With the tone controls defeated, the change in small-signal frequency response with changing load impedance can be seen (in fig.1) to be small, though a channel imbalance of 0.6dB is also evident. (The volume control was set to 12:00 for this measurement; the imbalance decreased at higher settings, but got worse at lower ones.) The response itself was wide and flat, with a -3dB point at around 200kHz. The shape of a 10kHz squarewave was correspondingly square (fig.2). With the tone controls in-circuit but set to their detented flat positions, the response was not quite flat (fig.3, central pair of traces), with a slight lack of energy in the lower midrange apparent. The bass and treble controls give a sensible ±6dB of boost or cut.
Fig.1 NAD C370, frequency response with tone controls defeated at (from top to bottom at 2kHz): 2.83V into dummy loudspeaker load, 1W into 8 ohms, 2W into 4 ohms, 4W into 2 ohms (right channel dashed, 0.5dB/vertical div.).
Fig.2 NAD C370, small-signal 10kHz squarewave into 8 ohms.
Fig.3 NAD C370, frequency response with tone controls set to maximum and minimum settings (right channel dashed, 0.5dB/vertical div.).
The C370's midrange channel separation (fig.4) was slightly disappointing at 73dB, though this is still good enough in absolute terms. The crosstalk starts to increase in the high treble, due to the usual capacitive interchannel coupling, and is worse in the L-R direction. Interestingly, the crosstalk was also 180 degrees out of phase. The A-weighted signal/noise ratio (ref. 1W/8 ohms) was better than specified at 98dB, but worsened to 72dB (unweighted wideband), apparently due mainly to some very-high-frequency noise.
Fig.4 NAD C370, channel separation (10dB/vertical div., R-L dashed).

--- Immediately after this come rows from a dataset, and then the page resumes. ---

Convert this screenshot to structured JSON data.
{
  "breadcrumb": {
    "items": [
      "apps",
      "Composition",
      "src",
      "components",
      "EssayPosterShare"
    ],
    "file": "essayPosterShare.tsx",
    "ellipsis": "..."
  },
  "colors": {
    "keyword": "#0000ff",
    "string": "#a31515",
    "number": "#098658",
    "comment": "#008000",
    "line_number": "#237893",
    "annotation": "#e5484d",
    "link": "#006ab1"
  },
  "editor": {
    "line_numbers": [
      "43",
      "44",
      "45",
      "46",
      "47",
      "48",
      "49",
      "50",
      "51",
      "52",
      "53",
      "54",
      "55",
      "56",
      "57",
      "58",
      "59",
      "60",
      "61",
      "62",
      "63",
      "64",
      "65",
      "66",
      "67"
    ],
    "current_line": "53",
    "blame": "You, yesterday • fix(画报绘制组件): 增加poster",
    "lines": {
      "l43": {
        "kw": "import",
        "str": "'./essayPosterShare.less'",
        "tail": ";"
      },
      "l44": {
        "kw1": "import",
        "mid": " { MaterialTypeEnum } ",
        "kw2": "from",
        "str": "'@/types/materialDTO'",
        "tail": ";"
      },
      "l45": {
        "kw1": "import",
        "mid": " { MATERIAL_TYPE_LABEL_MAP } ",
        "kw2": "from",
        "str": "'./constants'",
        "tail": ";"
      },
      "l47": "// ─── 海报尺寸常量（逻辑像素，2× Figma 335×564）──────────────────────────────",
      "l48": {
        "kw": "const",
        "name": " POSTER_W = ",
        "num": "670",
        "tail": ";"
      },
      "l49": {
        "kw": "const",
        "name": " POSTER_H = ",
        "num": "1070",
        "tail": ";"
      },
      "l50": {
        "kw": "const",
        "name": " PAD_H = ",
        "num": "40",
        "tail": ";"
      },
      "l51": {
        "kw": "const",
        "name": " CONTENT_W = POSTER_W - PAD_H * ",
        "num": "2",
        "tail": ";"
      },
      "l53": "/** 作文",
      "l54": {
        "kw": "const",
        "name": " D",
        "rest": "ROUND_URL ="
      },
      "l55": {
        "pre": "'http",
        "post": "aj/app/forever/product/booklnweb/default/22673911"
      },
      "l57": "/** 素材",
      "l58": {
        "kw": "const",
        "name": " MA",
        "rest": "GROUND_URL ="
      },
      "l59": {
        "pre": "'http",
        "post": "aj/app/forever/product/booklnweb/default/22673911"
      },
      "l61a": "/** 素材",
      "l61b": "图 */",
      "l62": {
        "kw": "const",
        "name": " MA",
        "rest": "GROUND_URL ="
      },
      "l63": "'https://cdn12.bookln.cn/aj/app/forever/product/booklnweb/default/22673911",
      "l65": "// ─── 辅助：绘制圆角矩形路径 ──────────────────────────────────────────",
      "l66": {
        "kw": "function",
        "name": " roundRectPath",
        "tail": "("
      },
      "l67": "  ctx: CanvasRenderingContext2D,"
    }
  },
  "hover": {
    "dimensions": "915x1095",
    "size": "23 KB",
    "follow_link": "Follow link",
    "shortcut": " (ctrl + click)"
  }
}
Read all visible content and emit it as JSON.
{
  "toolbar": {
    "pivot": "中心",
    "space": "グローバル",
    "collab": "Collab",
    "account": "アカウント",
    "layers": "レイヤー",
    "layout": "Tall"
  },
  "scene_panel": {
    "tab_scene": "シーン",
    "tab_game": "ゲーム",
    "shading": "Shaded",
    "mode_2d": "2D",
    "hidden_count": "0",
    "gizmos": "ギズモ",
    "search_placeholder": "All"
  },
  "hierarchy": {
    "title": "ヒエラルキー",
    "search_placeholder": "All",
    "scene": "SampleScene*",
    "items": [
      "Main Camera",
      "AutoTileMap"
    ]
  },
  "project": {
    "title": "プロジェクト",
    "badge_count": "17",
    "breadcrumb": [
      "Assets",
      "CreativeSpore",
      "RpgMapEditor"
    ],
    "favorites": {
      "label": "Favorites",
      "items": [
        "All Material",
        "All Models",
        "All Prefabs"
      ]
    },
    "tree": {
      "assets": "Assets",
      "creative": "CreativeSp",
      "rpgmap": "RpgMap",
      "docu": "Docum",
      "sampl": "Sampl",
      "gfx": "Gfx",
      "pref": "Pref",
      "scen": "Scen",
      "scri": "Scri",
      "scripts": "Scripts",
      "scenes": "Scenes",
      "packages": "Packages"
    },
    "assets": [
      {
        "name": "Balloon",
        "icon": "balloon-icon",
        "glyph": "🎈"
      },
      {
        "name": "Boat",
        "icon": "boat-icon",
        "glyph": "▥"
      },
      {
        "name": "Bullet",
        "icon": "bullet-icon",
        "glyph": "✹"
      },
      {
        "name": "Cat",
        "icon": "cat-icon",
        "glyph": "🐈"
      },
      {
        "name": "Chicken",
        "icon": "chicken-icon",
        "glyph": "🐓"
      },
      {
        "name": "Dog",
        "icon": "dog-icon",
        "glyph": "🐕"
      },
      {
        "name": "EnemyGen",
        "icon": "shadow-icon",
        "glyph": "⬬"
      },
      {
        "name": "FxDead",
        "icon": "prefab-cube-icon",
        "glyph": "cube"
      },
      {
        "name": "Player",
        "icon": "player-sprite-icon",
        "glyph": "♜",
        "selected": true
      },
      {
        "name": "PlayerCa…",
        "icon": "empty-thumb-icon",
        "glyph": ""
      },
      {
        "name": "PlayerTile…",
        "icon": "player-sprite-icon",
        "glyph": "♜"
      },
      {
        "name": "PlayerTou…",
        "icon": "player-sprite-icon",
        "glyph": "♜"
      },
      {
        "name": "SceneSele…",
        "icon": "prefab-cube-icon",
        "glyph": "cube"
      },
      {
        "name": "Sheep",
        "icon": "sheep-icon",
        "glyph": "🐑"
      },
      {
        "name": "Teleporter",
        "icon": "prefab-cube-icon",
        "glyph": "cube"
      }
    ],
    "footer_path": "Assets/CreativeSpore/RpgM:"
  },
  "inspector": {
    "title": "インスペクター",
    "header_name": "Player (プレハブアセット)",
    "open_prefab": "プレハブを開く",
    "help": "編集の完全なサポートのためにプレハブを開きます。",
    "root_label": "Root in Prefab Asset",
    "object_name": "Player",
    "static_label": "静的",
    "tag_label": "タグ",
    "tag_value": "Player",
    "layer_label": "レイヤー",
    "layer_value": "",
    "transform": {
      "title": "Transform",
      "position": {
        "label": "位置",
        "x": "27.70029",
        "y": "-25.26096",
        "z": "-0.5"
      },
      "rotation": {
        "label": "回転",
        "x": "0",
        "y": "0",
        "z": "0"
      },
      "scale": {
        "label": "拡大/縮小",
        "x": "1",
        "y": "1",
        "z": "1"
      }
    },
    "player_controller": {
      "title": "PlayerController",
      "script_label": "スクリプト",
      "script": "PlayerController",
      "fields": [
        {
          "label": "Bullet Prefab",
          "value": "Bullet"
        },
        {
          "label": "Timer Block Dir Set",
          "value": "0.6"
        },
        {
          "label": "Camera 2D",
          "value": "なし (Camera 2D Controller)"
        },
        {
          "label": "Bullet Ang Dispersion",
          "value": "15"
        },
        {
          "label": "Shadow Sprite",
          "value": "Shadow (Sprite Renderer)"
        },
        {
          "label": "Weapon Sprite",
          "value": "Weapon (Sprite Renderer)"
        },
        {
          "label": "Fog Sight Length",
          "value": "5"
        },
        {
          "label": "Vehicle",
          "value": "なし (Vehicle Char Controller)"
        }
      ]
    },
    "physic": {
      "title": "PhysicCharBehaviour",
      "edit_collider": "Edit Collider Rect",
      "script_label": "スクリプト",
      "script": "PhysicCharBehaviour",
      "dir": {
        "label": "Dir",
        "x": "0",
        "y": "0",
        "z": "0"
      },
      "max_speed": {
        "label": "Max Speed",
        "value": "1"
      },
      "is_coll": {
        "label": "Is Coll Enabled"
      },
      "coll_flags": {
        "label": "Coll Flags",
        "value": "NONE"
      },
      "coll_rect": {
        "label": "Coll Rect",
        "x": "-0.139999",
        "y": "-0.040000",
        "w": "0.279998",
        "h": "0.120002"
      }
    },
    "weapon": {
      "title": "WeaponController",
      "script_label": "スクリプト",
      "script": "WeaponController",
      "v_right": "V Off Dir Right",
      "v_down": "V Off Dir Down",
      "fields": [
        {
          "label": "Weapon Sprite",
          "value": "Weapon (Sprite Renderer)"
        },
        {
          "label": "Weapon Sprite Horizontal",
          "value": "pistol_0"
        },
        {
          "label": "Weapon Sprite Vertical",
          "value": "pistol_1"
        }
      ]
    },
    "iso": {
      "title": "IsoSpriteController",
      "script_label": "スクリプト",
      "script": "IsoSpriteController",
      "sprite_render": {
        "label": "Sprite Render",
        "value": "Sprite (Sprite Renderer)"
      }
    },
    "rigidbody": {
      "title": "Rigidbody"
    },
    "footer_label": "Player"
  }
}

The NAD's total distortion was low in level and didn't change appreciably with load or frequency (fig.5), other than at high frequencies above the audioband. There appeared to be a drastic increase in THD in the mid-treble with the amplifier driving Stereophile's simulated loudspeaker load, but at this 8.5V output level, I suspect that an inductor core in the load was saturating. Fig.5 sums both the true distortion harmonics and the residual noise. The lower trace in fig.6—taken at 71W into 8 ohms, where the harmonics poke up above that noise—shows that, in addition to some third harmonic, some distortion spikes are apparent at the signal zero-crossing points. Bear in mind, however, that the absolute THD level was just 0.0047%, which will mitigate the audibility of this higher-harmonic content. At higher output currents (not shown), the distortion content became more pure low-order harmonic.
Fig.5 NAD C370, THD+noise (%) vs frequency at (from top to bottom at 10kHz): 8.5V into simulated loudspeaker load, 40W into 2 ohms, 10W into 8 ohms, 20W into 4 ohms (right channel dashed).
Fig.6 NAD C370, 1kHz waveform at 71W into 8 ohms (top), distortion and noise waveform with fundamental notched out (bottom, not to scale).